Sony’s CEO described living through this in, “They Burned the House Down”: An Interview with Michael Lynton“
“The bigger challenge was that the folks who did this didn’t just steal practically everything from the house; they burned the house down. They took our data. Then they wiped stuff off our computers. And then they destroyed our servers and our computers.”
The article, “Sony’s Big Takeaway” tells us the lesson is for the typical enterprise;
“That anything they do, or say, that upsets and motivates a group (or nation) with enough skills to lash out can and may do exactly that. And companies need to know how to prepare and respond to these types of attacks. Enterprises can’t assume that it’s just money or the theft of assets of monetary value that attackers will seek. They have to prepare themselves for the possibility of revenge attacks. These attacks will be a lot less business-like than is common with traditional attacks. And they’ll be much more public, vindictive, and potentially much more damaging when they do occur. And the motivation for, and the delivery of, these types of attacks can come unexpectedly and from anywhere.”
Other large corporations, notably Saudi Aramco who was knocked off-line for 5 months, were hit as well. We saw that a “Cyberattack on German steel factory causes ‘massive damage’“
” … hackers managed to access production networks, allowing them to tamper with the controls of a blast furnace, the government said in its annual IT security report … revealed one of the rare instances in which a digital attack actually caused physical damage.”

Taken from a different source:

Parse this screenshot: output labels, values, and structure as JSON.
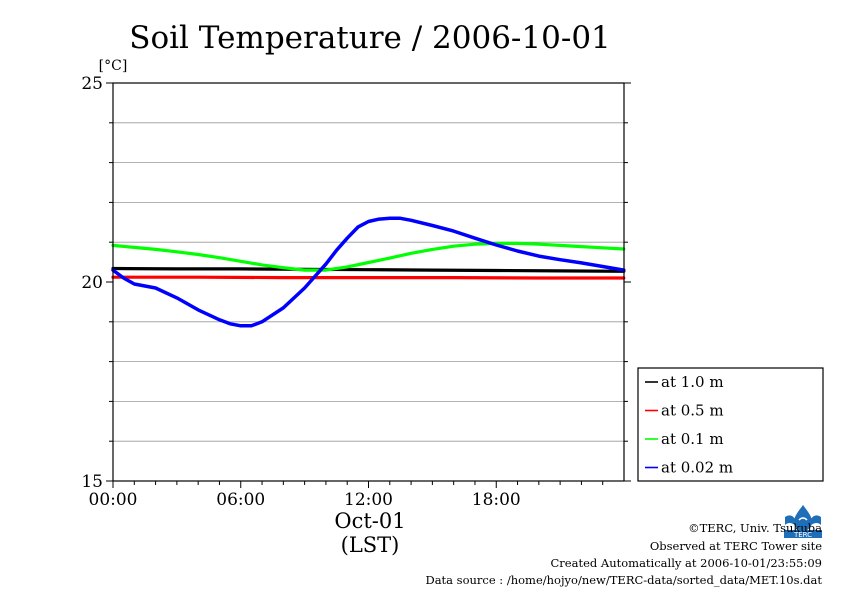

Shade of Stuxnet! The Sands Casino was hit to the tune of $40 million in damages in what appeared to be a revenge attack.

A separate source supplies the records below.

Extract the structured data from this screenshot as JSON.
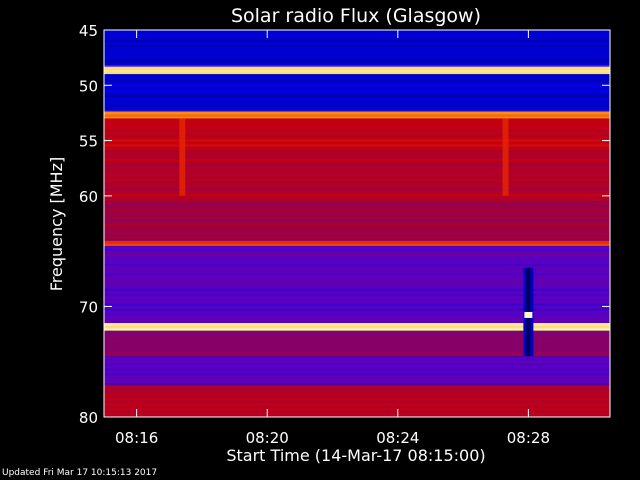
{
  "chart_data": {
    "type": "heatmap",
    "title": "Solar radio Flux (Glasgow)",
    "xlabel": "Start Time (14-Mar-17 08:15:00)",
    "ylabel": "Frequency [MHz]",
    "x_range_minutes": [
      0,
      15.5
    ],
    "x_ticks": [
      {
        "minute": 1,
        "label": "08:16"
      },
      {
        "minute": 5,
        "label": "08:20"
      },
      {
        "minute": 9,
        "label": "08:24"
      },
      {
        "minute": 13,
        "label": "08:28"
      }
    ],
    "y_range_mhz": [
      45,
      80
    ],
    "y_ticks": [
      {
        "mhz": 45,
        "label": "45"
      },
      {
        "mhz": 50,
        "label": "50"
      },
      {
        "mhz": 55,
        "label": "55"
      },
      {
        "mhz": 60,
        "label": "60"
      },
      {
        "mhz": 70,
        "label": "70"
      },
      {
        "mhz": 80,
        "label": "80"
      }
    ],
    "intensity_bands": [
      {
        "from_mhz": 45.0,
        "to_mhz": 48.2,
        "level": 0.12
      },
      {
        "from_mhz": 48.2,
        "to_mhz": 49.0,
        "level": 0.95
      },
      {
        "from_mhz": 49.0,
        "to_mhz": 52.3,
        "level": 0.12
      },
      {
        "from_mhz": 52.3,
        "to_mhz": 53.0,
        "level": 0.85
      },
      {
        "from_mhz": 53.0,
        "to_mhz": 56.0,
        "level": 0.55
      },
      {
        "from_mhz": 56.0,
        "to_mhz": 60.5,
        "level": 0.5
      },
      {
        "from_mhz": 60.5,
        "to_mhz": 64.0,
        "level": 0.45
      },
      {
        "from_mhz": 64.0,
        "to_mhz": 64.5,
        "level": 0.7
      },
      {
        "from_mhz": 64.5,
        "to_mhz": 71.5,
        "level": 0.3
      },
      {
        "from_mhz": 71.5,
        "to_mhz": 72.2,
        "level": 0.95
      },
      {
        "from_mhz": 72.2,
        "to_mhz": 74.5,
        "level": 0.4
      },
      {
        "from_mhz": 74.5,
        "to_mhz": 77.0,
        "level": 0.3
      },
      {
        "from_mhz": 77.0,
        "to_mhz": 80.0,
        "level": 0.5
      }
    ],
    "features": [
      {
        "type": "vertical-burst",
        "minute": 13.0,
        "from_mhz": 66.5,
        "to_mhz": 74.5
      },
      {
        "type": "interference-column",
        "minute": 2.4,
        "from_mhz": 53.0,
        "to_mhz": 60.0
      },
      {
        "type": "interference-column",
        "minute": 12.3,
        "from_mhz": 53.0,
        "to_mhz": 60.0
      }
    ]
  },
  "footer": {
    "updated_text": "Updated Fri Mar 17 10:15:13 2017"
  }
}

“Adelson’s comments soon sparked outrage in Iran, and on February 10th the Las Vegas Sands Corp was targeted for retaliation by who are believed to be Iranian hackers.”

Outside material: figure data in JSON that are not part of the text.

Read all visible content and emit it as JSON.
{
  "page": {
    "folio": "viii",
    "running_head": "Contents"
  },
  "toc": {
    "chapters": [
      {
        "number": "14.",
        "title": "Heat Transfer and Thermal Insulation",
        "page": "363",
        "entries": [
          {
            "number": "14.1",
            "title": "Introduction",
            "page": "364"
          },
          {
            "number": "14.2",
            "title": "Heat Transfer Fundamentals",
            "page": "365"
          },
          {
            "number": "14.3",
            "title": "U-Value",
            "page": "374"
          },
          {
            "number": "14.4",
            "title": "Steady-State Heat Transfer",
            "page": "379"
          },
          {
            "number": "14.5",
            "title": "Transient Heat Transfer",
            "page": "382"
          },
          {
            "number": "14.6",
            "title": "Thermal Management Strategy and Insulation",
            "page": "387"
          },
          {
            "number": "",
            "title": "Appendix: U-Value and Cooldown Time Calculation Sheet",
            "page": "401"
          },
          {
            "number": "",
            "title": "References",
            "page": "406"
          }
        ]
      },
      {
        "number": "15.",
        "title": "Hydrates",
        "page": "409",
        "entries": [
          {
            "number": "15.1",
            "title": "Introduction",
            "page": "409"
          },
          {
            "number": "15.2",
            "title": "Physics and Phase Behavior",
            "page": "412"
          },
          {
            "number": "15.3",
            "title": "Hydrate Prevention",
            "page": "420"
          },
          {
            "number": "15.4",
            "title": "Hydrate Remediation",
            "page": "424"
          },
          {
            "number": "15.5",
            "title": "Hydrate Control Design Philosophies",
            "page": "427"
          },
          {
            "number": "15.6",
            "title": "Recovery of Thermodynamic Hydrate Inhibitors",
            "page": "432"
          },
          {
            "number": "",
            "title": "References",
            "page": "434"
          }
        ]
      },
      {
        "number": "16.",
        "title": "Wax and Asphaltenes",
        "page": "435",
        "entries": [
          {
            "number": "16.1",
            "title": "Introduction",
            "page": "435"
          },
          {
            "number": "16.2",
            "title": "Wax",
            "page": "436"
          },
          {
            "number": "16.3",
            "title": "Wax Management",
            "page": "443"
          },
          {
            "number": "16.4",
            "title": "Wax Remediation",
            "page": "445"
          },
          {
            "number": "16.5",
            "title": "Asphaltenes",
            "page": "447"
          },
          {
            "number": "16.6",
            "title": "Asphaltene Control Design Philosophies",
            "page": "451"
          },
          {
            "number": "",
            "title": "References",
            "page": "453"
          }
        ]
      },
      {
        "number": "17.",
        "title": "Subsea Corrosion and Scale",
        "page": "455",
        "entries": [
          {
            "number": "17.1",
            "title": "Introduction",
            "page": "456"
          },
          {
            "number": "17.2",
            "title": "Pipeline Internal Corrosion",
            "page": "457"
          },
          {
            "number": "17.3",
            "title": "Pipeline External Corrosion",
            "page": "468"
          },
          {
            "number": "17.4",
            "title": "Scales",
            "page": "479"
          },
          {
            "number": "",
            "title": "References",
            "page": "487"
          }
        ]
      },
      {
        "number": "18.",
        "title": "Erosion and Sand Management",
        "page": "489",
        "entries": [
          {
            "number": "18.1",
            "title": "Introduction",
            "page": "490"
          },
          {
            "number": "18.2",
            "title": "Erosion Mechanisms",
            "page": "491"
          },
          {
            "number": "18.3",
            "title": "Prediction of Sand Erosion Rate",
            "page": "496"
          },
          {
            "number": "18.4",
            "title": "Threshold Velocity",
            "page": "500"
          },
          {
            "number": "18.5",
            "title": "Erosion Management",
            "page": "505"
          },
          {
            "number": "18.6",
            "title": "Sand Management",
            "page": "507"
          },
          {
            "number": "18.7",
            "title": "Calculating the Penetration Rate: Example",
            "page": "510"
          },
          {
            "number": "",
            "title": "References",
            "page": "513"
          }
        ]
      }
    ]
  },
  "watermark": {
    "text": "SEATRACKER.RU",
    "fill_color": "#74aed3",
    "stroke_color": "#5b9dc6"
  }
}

No segment is immune to malice. After J.P. Morgan was breached, people really began to worry. The article, “If Financial Systems are Hacked” says,
“Recent attacks give a glimpse of the sort of cyber-assault that could bring the world economy to a halt. Better defences are needed.”
“We’re not keeping up, we’re losing,” says one insurer, who thinks most people remain blind to the real-world damage such assaults could do.”
Whether financial systems are taken off-line for some period of time, or whether public loses trust in financial institutions, the repercussions could indeed be devastating.
I said that ransomware is the first perfect storm of infosec. In 2015, Richard Clarke said here;
“Ransomware is increasingly common… Actual destruction where everything is wiped out on a network is not, – yet.”
Examples of this now happening, see here, and in an article this week, “KillDisk Ransomware Targets Linux; Demands $250,000 Ransom, But Won’t Decrypt Files. There’s always a chance your data will be gone with ransomware, and if attackers can load a ransomware payload, they can hit you with destructive malware to also be used for either extortion or destruction, at the same time.
The Trouble With Normal, is it Always Gets Worse!
Infosec is always playing catch-up in a world where it’s constantly falling further behind. Adversaries aren’t standing still; they’re constantly innovating. We’re likely heading to even more malicious ransomware targeting everything, data tampering, AI and automation used in attacks, and cyber terrorism possibly becoming the more convenient weapon of choice. Right now, everything is adding more attack surface. What’s more, once an attacker is in your network, how do you know when your environment is ever safe again?